# Do you have bad dreams/nightmares?



## star_cheese (Aug 12, 2018)

I want to hear if other people have a haunted subconscious like mine, and what it's like. Mine usually contain large empty structures, wide open areas with no other sign of life, feeling worthless, vivid and detailed, and rarely ever coming to a conclusion. I hate that part.

Please feel free to tell about yours.


----------



## Pondererer (May 18, 2016)

My dreams consists of trying to achieve a task, or just straight up "running" from a never ending problem.

Kind of like those dreams where you are trying to run, but you're as slow as a slug..


----------



## star_cheese (Aug 12, 2018)

Pondererer said:


> My dreams consists of trying to achieve a task, or just straight up "running" from a never ending problem.
> 
> Kind of like those dreams where you are trying to run, but you're as slow as a slug...

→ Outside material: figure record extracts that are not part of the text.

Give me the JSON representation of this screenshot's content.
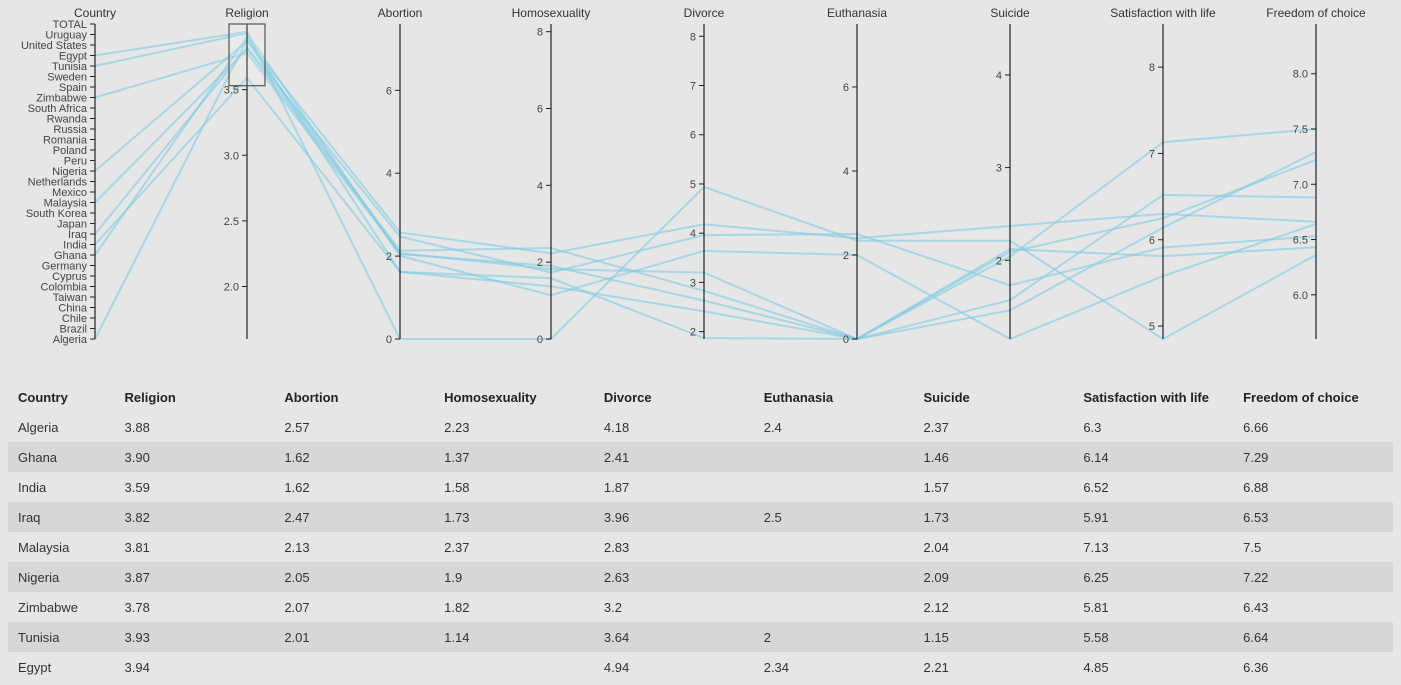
{
  "chart_data": {
    "type": "parallel-coordinates",
    "countries_axis": {
      "title": "Country",
      "labels": [
        "TOTAL",
        "Uruguay",
        "United States",
        "Egypt",
        "Tunisia",
        "Sweden",
        "Spain",
        "Zimbabwe",
        "South Africa",
        "Rwanda",
        "Russia",
        "Romania",
        "Poland",
        "Peru",
        "Nigeria",
        "Netherlands",
        "Mexico",
        "Malaysia",
        "South Korea",
        "Japan",
        "Iraq",
        "India",
        "Ghana",
        "Germany",
        "Cyprus",
        "Colombia",
        "Taiwan",
        "China",
        "Chile",
        "Brazil",
        "Algeria"
      ]
    },
    "axes": [
      {
        "key": "religion",
        "title": "Religion",
        "domain": [
          1.6,
          4.0
        ],
        "ticks": [
          2.0,
          2.5,
          3.0,
          3.5
        ],
        "tick_labels": [
          "2.0",
          "2.5",
          "3.0",
          "3.5"
        ],
        "brush": [
          3.53,
          4.0
        ]
      },
      {
        "key": "abortion",
        "title": "Abortion",
        "domain": [
          0,
          7.6
        ],
        "ticks": [
          0,
          2,
          4,
          6
        ],
        "tick_labels": [
          "0",
          "2",
          "4",
          "6"
        ]
      },
      {
        "key": "homosexuality",
        "title": "Homosexuality",
        "domain": [
          0,
          8.2
        ],
        "ticks": [
          0,
          2,
          4,
          6,
          8
        ],
        "tick_labels": [
          "0",
          "2",
          "4",
          "6",
          "8"
        ]
      },
      {
        "key": "divorce",
        "title": "Divorce",
        "domain": [
          1.85,
          8.25
        ],
        "ticks": [
          2,
          3,
          4,
          5,
          6,
          7,
          8
        ],
        "tick_labels": [
          "2",
          "3",
          "4",
          "5",
          "6",
          "7",
          "8"
        ]
      },
      {
        "key": "euthanasia",
        "title": "Euthanasia",
        "domain": [
          0,
          7.5
        ],
        "ticks": [
          0,
          2,
          4,
          6
        ],
        "tick_labels": [
          "0",
          "2",
          "4",
          "6"
        ]
      },
      {
        "key": "suicide",
        "title": "Suicide",
        "domain": [
          1.15,
          4.55
        ],
        "ticks": [
          2,
          3,
          4
        ],
        "tick_labels": [
          "2",
          "3",
          "4"
        ]
      },
      {
        "key": "satisfaction",
        "title": "Satisfaction with life",
        "domain": [
          4.85,
          8.5
        ],
        "ticks": [
          5,
          6,
          7,
          8
        ],
        "tick_labels": [
          "5",
          "6",
          "7",
          "8"
        ]
      },
      {
        "key": "freedom",
        "title": "Freedom of choice",
        "domain": [
          5.6,
          8.45
        ],
        "ticks": [
          6.0,
          6.5,
          7.0,
          7.5,
          8.0
        ],
        "tick_labels": [
          "6.0",
          "6.5",
          "7.0",
          "7.5",
          "8.0"
        ]
      }
    ],
    "series": [
      {
        "country": "Algeria",
        "religion": 3.88,
        "abortion": 2.57,
        "homosexuality": 2.23,
        "divorce": 4.18,
        "euthanasia": 2.4,
        "suicide": 2.37,
        "satisfaction": 6.3,
        "freedom": 6.66
      },
      {
        "country": "Ghana",
        "religion": 3.9,
        "abortion": 1.62,
        "homosexuality": 1.37,
        "divorce": 2.41,
        "euthanasia": null,
        "suicide": 1.46,
        "satisfaction": 6.14,
        "freedom": 7.29
      },
      {
        "country": "India",
        "religion": 3.59,
        "abortion": 1.62,
        "homosexuality": 1.58,
        "divorce": 1.87,
        "euthanasia": null,
        "suicide": 1.57,
        "satisfaction": 6.52,
        "freedom": 6.88
      },
      {
        "country": "Iraq",
        "religion": 3.82,
        "abortion": 2.47,
        "homosexuality": 1.73,
        "divorce": 3.96,
        "euthanasia": 2.5,
        "suicide": 1.73,
        "satisfaction": 5.91,
        "freedom": 6.53
      },
      {
        "country": "Malaysia",
        "religion": 3.81,
        "abortion": 2.13,
        "homosexuality": 2.37,
        "divorce": 2.83,
        "euthanasia": null,
        "suicide": 2.04,
        "satisfaction": 7.13,
        "freedom": 7.5
      },
      {
        "country": "Nigeria",
        "religion": 3.87,
        "abortion": 2.05,
        "homosexuality": 1.9,
        "divorce": 2.63,
        "euthanasia": null,
        "suicide": 2.09,
        "satisfaction": 6.25,
        "freedom": 7.22
      },
      {
        "country": "Zimbabwe",
        "religion": 3.78,
        "abortion": 2.07,
        "homosexuality": 1.82,
        "divorce": 3.2,
        "euthanasia": null,
        "suicide": 2.12,
        "satisfaction": 5.81,
        "freedom": 6.43
      },
      {
        "country": "Tunisia",
        "religion": 3.93,
        "abortion": 2.01,
        "homosexuality": 1.14,
        "divorce": 3.64,
        "euthanasia": 2,
        "suicide": 1.15,
        "satisfaction": 5.58,
        "freedom": 6.64
      },
      {
        "country": "Egypt",
        "religion": 3.94,
        "abortion": null,
        "homosexuality": null,
        "divorce": 4.94,
        "euthanasia": 2.34,
        "suicide": 2.21,
        "satisfaction": 4.85,
        "freedom": 6.36
      }
    ],
    "line_color": "#7fcbe3"
  },
  "table": {
    "headers": [
      "Country",
      "Religion",
      "Abortion",
      "Homosexuality",
      "Divorce",
      "Euthanasia",
      "Suicide",
      "Satisfaction with life",
      "Freedom of choice"
    ],
    "rows": [
      [
        "Algeria",
        "3.88",
        "2.57",
        "2.23",
        "4.18",
        "2.4",
        "2.37",
        "6.3",
        "6.66"
      ],
      [
        "Ghana",
        "3.90",
        "1.62",
        "1.37",
        "2.41",
        "",
        "1.46",
        "6.14",
        "7.29"
      ],
      [
        "India",
        "3.59",
        "1.62",
        "1.58",
        "1.87",
        "",
        "1.57",
        "6.52",
        "6.88"
      ],
      [
        "Iraq",
        "3.82",
        "2.47",
        "1.73",
        "3.96",
        "2.5",
        "1.73",
        "5.91",
        "6.53"
      ],
      [
        "Malaysia",
        "3.81",
        "2.13",
        "2.37",
        "2.83",
        "",
        "2.04",
        "7.13",
        "7.5"
      ],
      [
        "Nigeria",
        "3.87",
        "2.05",
        "1.9",
        "2.63",
        "",
        "2.09",
        "6.25",
        "7.22"
      ],
      [
        "Zimbabwe",
        "3.78",
        "2.07",
        "1.82",
        "3.2",
        "",
        "2.12",
        "5.81",
        "6.43"
      ],
      [
        "Tunisia",
        "3.93",
        "2.01",
        "1.14",
        "3.64",
        "2",
        "1.15",
        "5.58",
        "6.64"
      ],
      [
        "Egypt",
        "3.94",
        "",
        "",
        "4.94",
        "2.34",
        "2.21",
        "4.85",
        "6.36"
      ]
    ]
  }
}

Yeah, or like a stuck tire spinning out in mud. I've had those too


----------



## nicewon (Aug 10, 2017)

Had a straight up nightmare bout a week ago woke up completely shook couldn't go back to sleep for a few hours it happens to me a few times a month it's def from trauma I've put myself through or other ppl who have done to me


----------



## star_cheese (Aug 12, 2018)

They screw up your body because loosing sleep and your head, I hear that.


----------